We have been evaluating policy simulation games, both for design ideas, and for a sense of whether they might be useful for real world policy processes. Balance of the Planet is supposed to allow players to understand problems of a global nature, but is still under development.

Game play

The basic gameplay seems to involve clicking on buttons, but it is unclear which buttons actually do something and which buttons open up different screens.  Clicking “execute” seems to make things happen (at least the numbers change), But it’s not clear when you are changing parameters and when you are allowing time to move forward (or if you are).

In the first play through (~5 minutes), I think I increased coal taxes, and then I clicked “execute” for a while, resulting in an extremely high quality of life with no biodiversity or sustainability.

Game design

Our best guess for how this game works is that whenever you click “execute”, time goes forward.  To make changes, you click on “formula”, and move the sliders.  Each formula page shows the equation in the underlying simulation.

However, there seems to be no separation between policy options and other parameters.  For example. the following page appears to let me change how corrosive sulphur is:

If you start with the initial simulation parameters and just click “execute”, you end up with a quality of life that is extremely high, but the entire ecosystem dies off.  This seems to indicate to me that the game is currently unfinished (it is still alpha, after all), and that the dynamics of the simulation aren’t all that useful.

One other annoyance is that I found the numbers to be difficult to read.  For example, here is the standard policy screen:

The “M” and “B” indicate million and billion.  Showing the numbers this way makes it hard to notice that the fertilizer tax income is 3 orders of magnitude smaller than most of the other numbers on the screen.  Keeping numbers at comparable scales would be much preferred.

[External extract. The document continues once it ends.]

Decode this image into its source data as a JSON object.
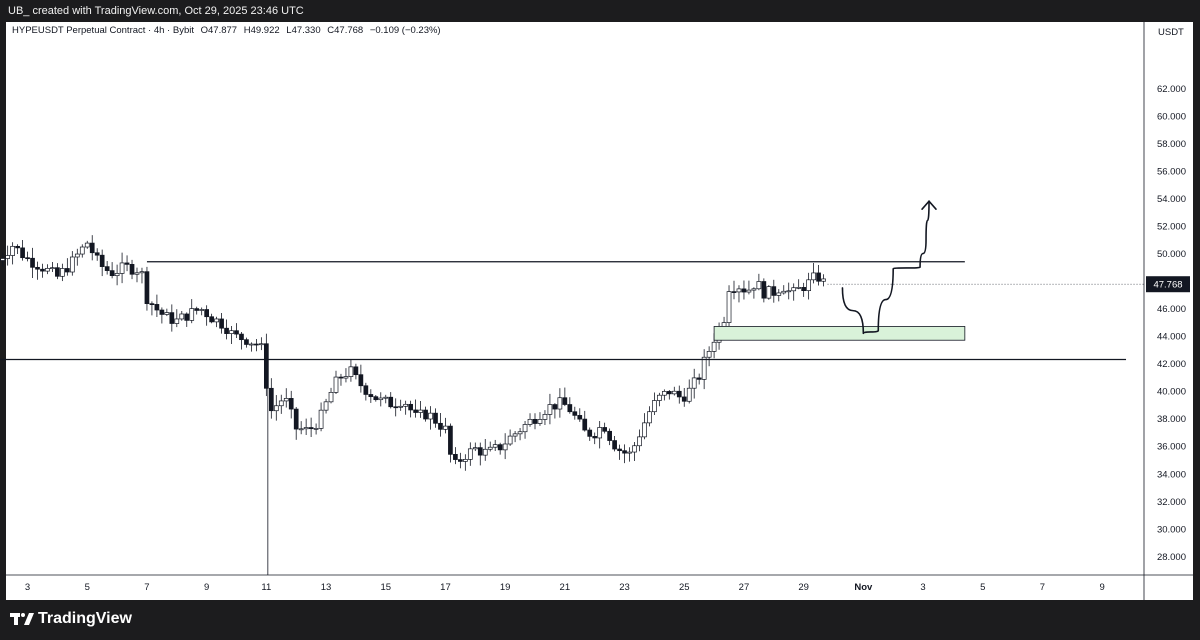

That said, I did like the simplicity of the interface, and the ability to play quickly.  But the game simply isn’t ready for actual use.

Installation and Development

To install this, we went to http://sourceforge.net/projects/botp2004/ and clicked on the green download button.  Unfortuantely, it didn’t work on the Mac we tried first, so we went to Windows (this may have something to do with ongoing Java issues).  We unzipped the file and double-clicked on the html file.

The game is free and open source, and seems to be by a single developer. There doesn’t seem to be a community around it, and mostly we couldn’t make head nor tail of the game.